To maintain continuity of care, some children’s medical centers are weaving in adult clinics, adult practitioners and transition programs into their services. Currently, 250 adult cystic fibrosis patients are being actively treated at Nationwide Children’s Hospital. They continue to benefit from a safety net of support services, not to mention a formulary that includes specialized CF drugs.

The pediatricians welcome the adult-centered specialists on the team. “We have some patients who are in their 70s,” McCoy says. “That would be pretty nerve-wracking if we weren’t endowed with lots of adult specialists and adult providers in this system.”

Helping adolescents transition into independence and teaching them to take responsibility for their own care remains a priority. McCoy says: “That works better than, ‘you’re 18 now — you can turn the other way in the hallway.'”

[See: How Social Workers Can Help Your Health.]

Even for young people who are perfectly healthy, moving on from the pediatrician who may have treated them their entire lives can be unsettling. Some are reluctant or not really ready to enter the adult medical world.

The transition from pediatric to adult care is important and making it better is a passion for Dr. Lynn Davidson, an attending pediatrician with Children’s Hospital at Montefiore in New York City. Preparing young people to truly take responsibility for their own health is a gradual process that starts early if done properly, says Davidson, who has done extensive research in transition gaps. She’s currently leading a pilot study at Montefiore’s Family Care Center to study transition readiness among patients in their mid-teens.
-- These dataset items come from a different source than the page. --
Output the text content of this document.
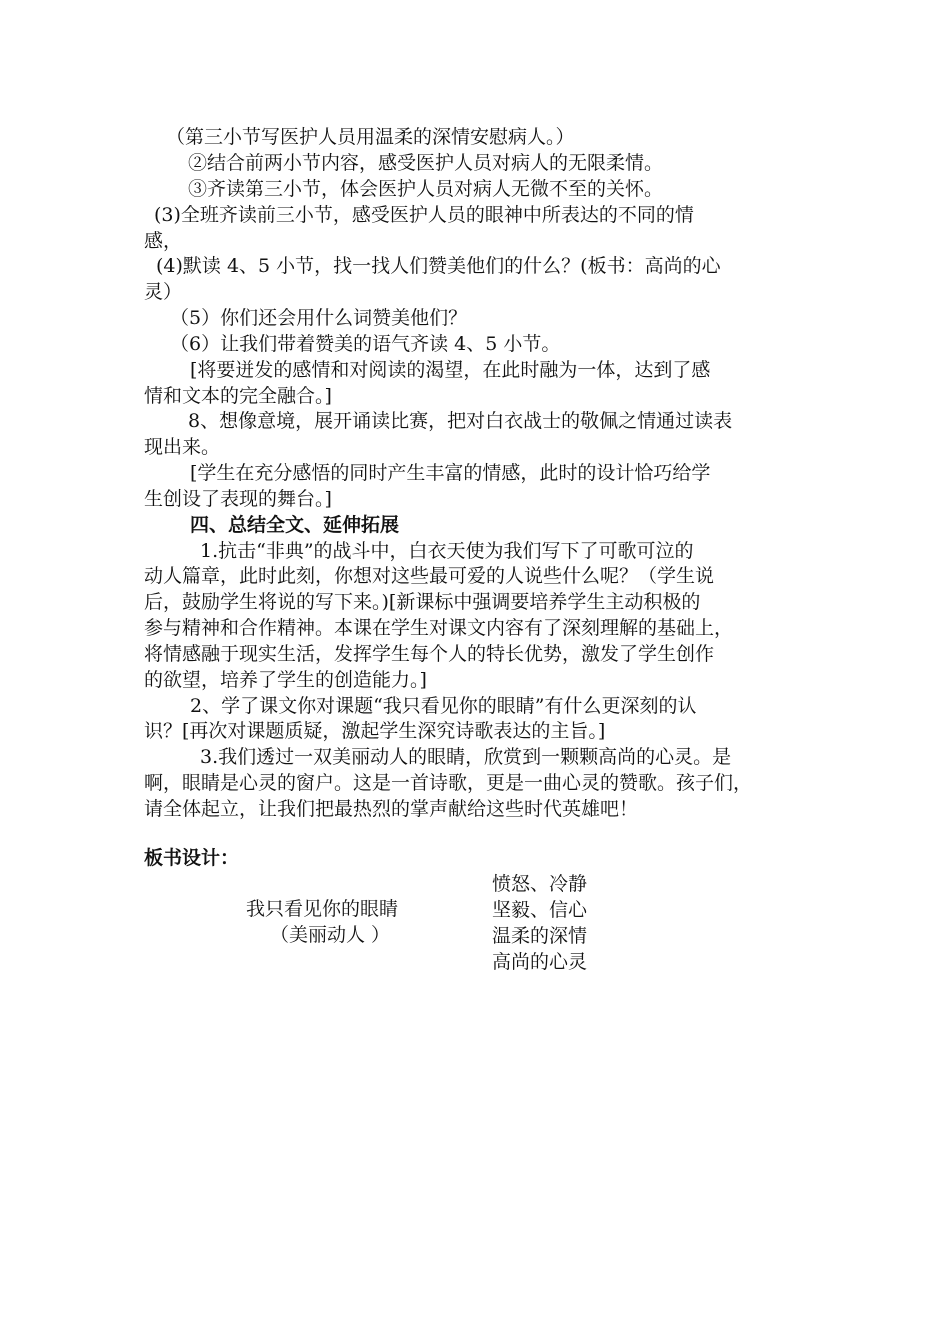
（第三小节写医护人员用温柔的深情安慰病人。）
②结合前两小节内容，感受医护人员对病人的无限柔情。
③齐读第三小节，体会医护人员对病人无微不至的关怀。
(3)全班齐读前三小节，感受医护人员的眼神中所表达的不同的情
感，
(4)默读 4、5 小节，找一找人们赞美他们的什么？(板书：高尚的心
灵）
（5）你们还会用什么词赞美他们？
（6）让我们带着赞美的语气齐读 4、5 小节。
[将要迸发的感情和对阅读的渴望，在此时融为一体，达到了感
情和文本的完全融合。]
8、想像意境，展开诵读比赛，把对白衣战士的敬佩之情通过读表
现出来。
[学生在充分感悟的同时产生丰富的情感，此时的设计恰巧给学
生创设了表现的舞台。]
四、总结全文、延伸拓展
1.抗击“非典”的战斗中，白衣天使为我们写下了可歌可泣的
动人篇章，此时此刻，你想对这些最可爱的人说些什么呢？（学生说
后，鼓励学生将说的写下来。)[新课标中强调要培养学生主动积极的
参与精神和合作精神。本课在学生对课文内容有了深刻理解的基础上，
将情感融于现实生活，发挥学生每个人的特长优势，激发了学生创作
的欲望，培养了学生的创造能力。]
2、学了课文你对课题“我只看见你的眼睛”有什么更深刻的认
识？[再次对课题质疑，激起学生深究诗歌表达的主旨。]
3.我们透过一双美丽动人的眼睛，欣赏到一颗颗高尚的心灵。是
啊，眼睛是心灵的窗户。这是一首诗歌，更是一曲心灵的赞歌。孩子们，
请全体起立，让我们把最热烈的掌声献给这些时代英雄吧！
板书设计：
我只看见你的眼睛
（美丽动人 ）
愤怒、冷静
坚毅、信心
温柔的深情
高尚的心灵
“It’s not that we are handing our 16-year-olds or our 14-year-olds the adult providers at that stage,” says Davidson, also an assistant professor of pediatrics at Albert Einstein College of Medicine. “It’s the ability to give youths more and more credit for understanding their responsibility with the care needs, so they can become excellent consumers for their medically oriented care.”

On their end, adult practitioners need to be ready to take over new patients, as well. Complete summaries on their electronic medical records, and in some cases, an email from Davidson to suggest individual approaches help smooth the transition process.
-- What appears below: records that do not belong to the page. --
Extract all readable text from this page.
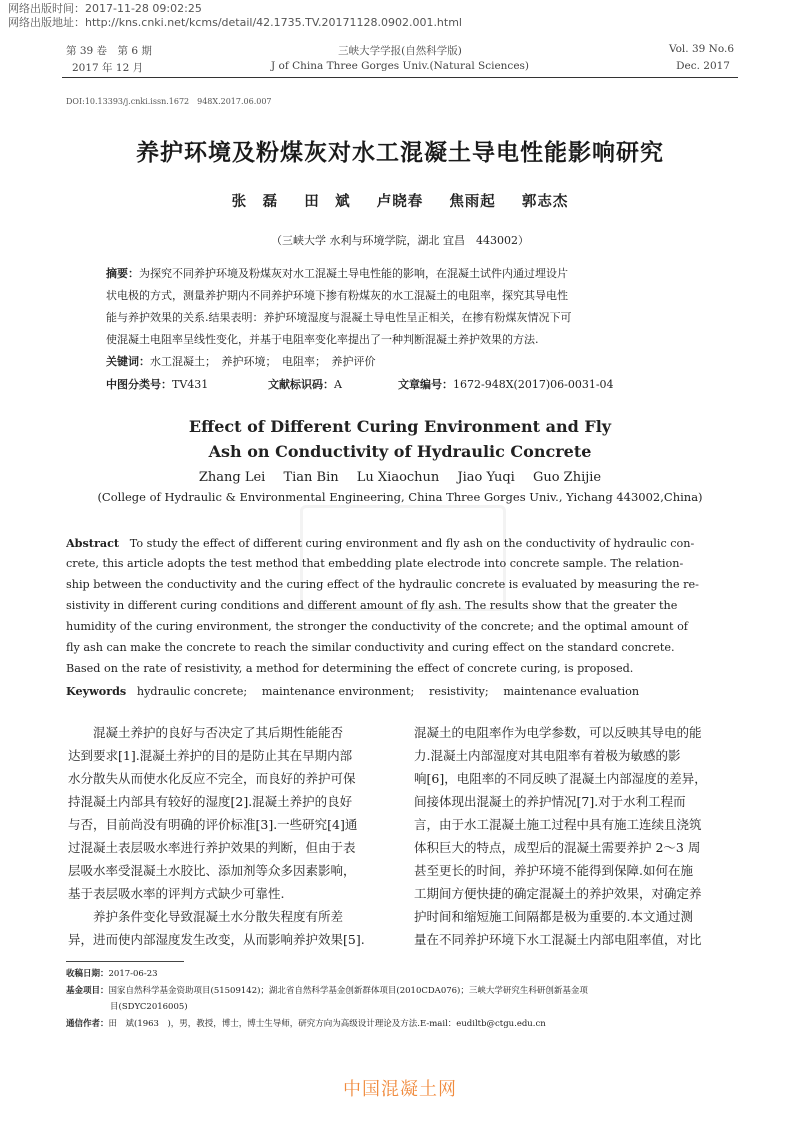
网络出版时间：2017-11-28 09:02:25
网络出版地址：http://kns.cnki.net/kcms/detail/42.1735.TV.20171128.0902.001.html
第 39 卷　第 6 期
2017 年 12 月
三峡大学学报(自然科学版)
J of China Three Gorges Univ.(Natural Sciences)
Vol. 39 No.6
Dec. 2017
DOI:10.13393/j.cnki.issn.1672　948X.2017.06.007
养护环境及粉煤灰对水工混凝土导电性能影响研究
张　磊 田　斌 卢晓春 焦雨起 郭志杰
（三峡大学 水利与环境学院，湖北 宜昌　443002）
摘要：为探究不同养护环境及粉煤灰对水工混凝土导电性能的影响，在混凝土试件内通过埋设片
状电极的方式，测量养护期内不同养护环境下掺有粉煤灰的水工混凝土的电阻率，探究其导电性
能与养护效果的关系.结果表明：养护环境湿度与混凝土导电性呈正相关，在掺有粉煤灰情况下可
使混凝土电阻率呈线性变化，并基于电阻率变化率提出了一种判断混凝土养护效果的方法.
关键词：水工混凝土；　养护环境；　电阻率；　养护评价
中图分类号：TV431	文献标识码：A	文章编号：1672-948X(2017)06-0031-04
Effect of Different Curing Environment and Fly
Ash on Conductivity of Hydraulic Concrete
Zhang Lei Tian Bin Lu Xiaochun Jiao Yuqi Guo Zhijie
(College of Hydraulic & Environmental Engineering, China Three Gorges Univ., Yichang 443002,China)
Abstract To study the effect of different curing environment and fly ash on the conductivity of hydraulic con-
crete, this article adopts the test method that embedding plate electrode into concrete sample. The relation-
ship between the conductivity and the curing effect of the hydraulic concrete is evaluated by measuring the re-
sistivity in different curing conditions and different amount of fly ash. The results show that the greater the
humidity of the curing environment, the stronger the conductivity of the concrete; and the optimal amount of
fly ash can make the concrete to reach the similar conductivity and curing effect on the standard concrete.
Based on the rate of resistivity, a method for determining the effect of concrete curing, is proposed.
Keywords hydraulic concrete;　 maintenance environment;　 resistivity;　 maintenance evaluation
　　混凝土养护的良好与否决定了其后期性能能否
达到要求[1].混凝土养护的目的是防止其在早期内部
水分散失从而使水化反应不完全，而良好的养护可保
持混凝土内部具有较好的湿度[2].混凝土养护的良好
与否，目前尚没有明确的评价标准[3].一些研究[4]通
过混凝土表层吸水率进行养护效果的判断，但由于表
层吸水率受混凝土水胶比、添加剂等众多因素影响，
基于表层吸水率的评判方式缺少可靠性.
　　养护条件变化导致混凝土水分散失程度有所差
异，进而使内部湿度发生改变，从而影响养护效果[5].
混凝土的电阻率作为电学参数，可以反映其导电的能
力.混凝土内部湿度对其电阻率有着极为敏感的影
响[6]，电阻率的不同反映了混凝土内部湿度的差异，
间接体现出混凝土的养护情况[7].对于水利工程而
言，由于水工混凝土施工过程中具有施工连续且浇筑
体积巨大的特点，成型后的混凝土需要养护 2～3 周
甚至更长的时间，养护环境不能得到保障.如何在施
工期间方便快捷的确定混凝土的养护效果，对确定养
护时间和缩短施工间隔都是极为重要的.本文通过测
量在不同养护环境下水工混凝土内部电阻率值，对比
收稿日期：2017-06-23
基金项目：国家自然科学基金资助项目(51509142)；湖北省自然科学基金创新群体项目(2010CDA076)；三峡大学研究生科研创新基金项
目(SDYC2016005)
通信作者：田　斌(1963　)，男，教授，博士，博士生导师，研究方向为高级设计理论及方法.E-mail：eudiltb@ctgu.edu.cn
中国混凝土网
For young patients both with and without complex medical problems, Davidson says, the goal is to “get them ready so the handoff to adult-oriented care is a warm handoff, and is expected and accepted.”

At Montefiore, for example, the pediatric hematology department is using a transition navigator for patients with sickle cell disease, to evaluate and improve their knowledge of their condition and facilitate the warm handoff to adult providers.

In general, as kids become more comfortable bringing up health concerns to their providers, asking questions about their conditions and medications, staying on top of prescriptions and treatments and being aware of symptoms, their parents increasingly step back. “I always tell patients that at 18, your parents become your consultants,” Davidson says. “They’re no longer the decision-makers.”